E tu, Giovanni, ricordati sempre che in certi frangenti nemmeno a un Presidente è lecito andare dal barbiere. Solo una figura, in questi mesi di ansie e di dolore, è riuscita ad essergli per lo meno pari: mentre lui scendeva in perfetta solitudine la gradinata dell'Altare della Patria, in una Piazza San Pietro vuota, buia e bagnata di pioggia Francesco pregava per Roma e per il Mondo, come aveva fatto Gregorio nei tempi della Peste. Immagine che fa tremare i polsi, e che essendo per l'uno speculare all'altro non stabilisce una graduatoria, ma esalta un'amicizia. Venivamo da decenni di pacche sulle spalle tra i nostri presidenti e i papi d'Oltretevere: iniziarono Wojtyla e Pertini per non dire di Napolitano e Ratzinger. Tra Mattarella e Bergoglio si è vista, piuttosto, un'intima profondità di vedute. Per l'uno la politica, per l'altro la Chiesa altro non sono se non ospedali da campo. Fuori di esse ci si fa del male.

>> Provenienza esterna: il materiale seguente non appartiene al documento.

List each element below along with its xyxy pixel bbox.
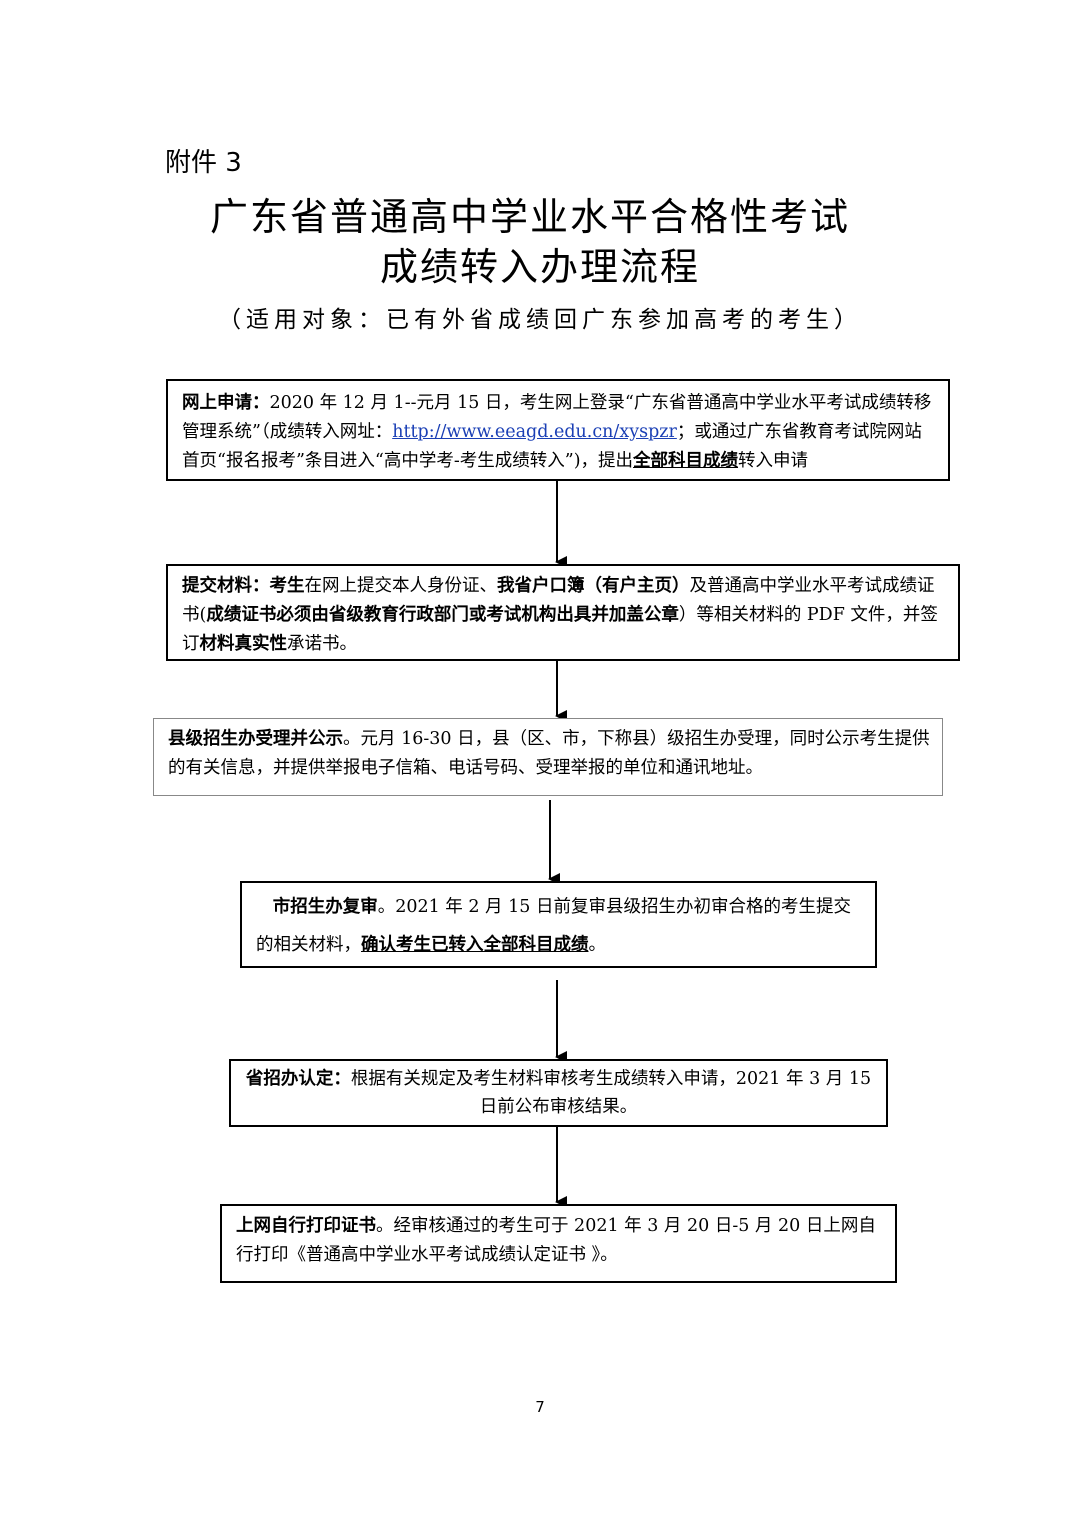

Se poi Bergoglio ha i suoi critici da rintuzzare, Mattarella ha avuto addirittura una richiesta di impeachment, che poi in Italia non esiste nemmeno ma vallo a spiegare a chi è convinto del contrario. L'importante è che l'eccentrica idea sia caduta nel vuoto, per non tornare più a galla: dimostrazione dell'inconcludenza della politica dell'urlo. Tra le tante cose che vanno a comporre il lascito di questo Capo dello Stato alla sua Repubblica, c'è anche questa, la forza insoverchiabile della politica del sussurro. Se volete farvi sentire in una curva di hooligans, parlate a bassa voce.
Ci vorrà un po', ma alla fine come d'incanto vi porgeranno tutti l'orecchio. È per questo che, pur senza una mossa eclatante, senza un proclama, senza un coro di media osannanti alla fine Mattarella sia risultato il piu' amato dagli italiani. Talmente amato che lo hanno applaudito nei teatri e nelle piazze, nei convegni e nei palasport e tutti a chiedergli di restare altri sette anni. Ma sette più sette fa quattordici, e quattordici anni dura un re, non il presidente di una repubblica. Non se ne parla, ha risposto lui. E lo ha detto e ripetuto almeno quattordici volte contate: una per ogni anno del suo preteso doppio mandato.
Non che tutti si siano lasciati convincere, che fino all'ultimo giorno qualcuno ha lasciato intendere e persino sperato. Ma nessuno ha osato ricandidarlo ufficialmente, magari guardandolo negli occhi. E si capisce: quelli sono occhi molto taglienti.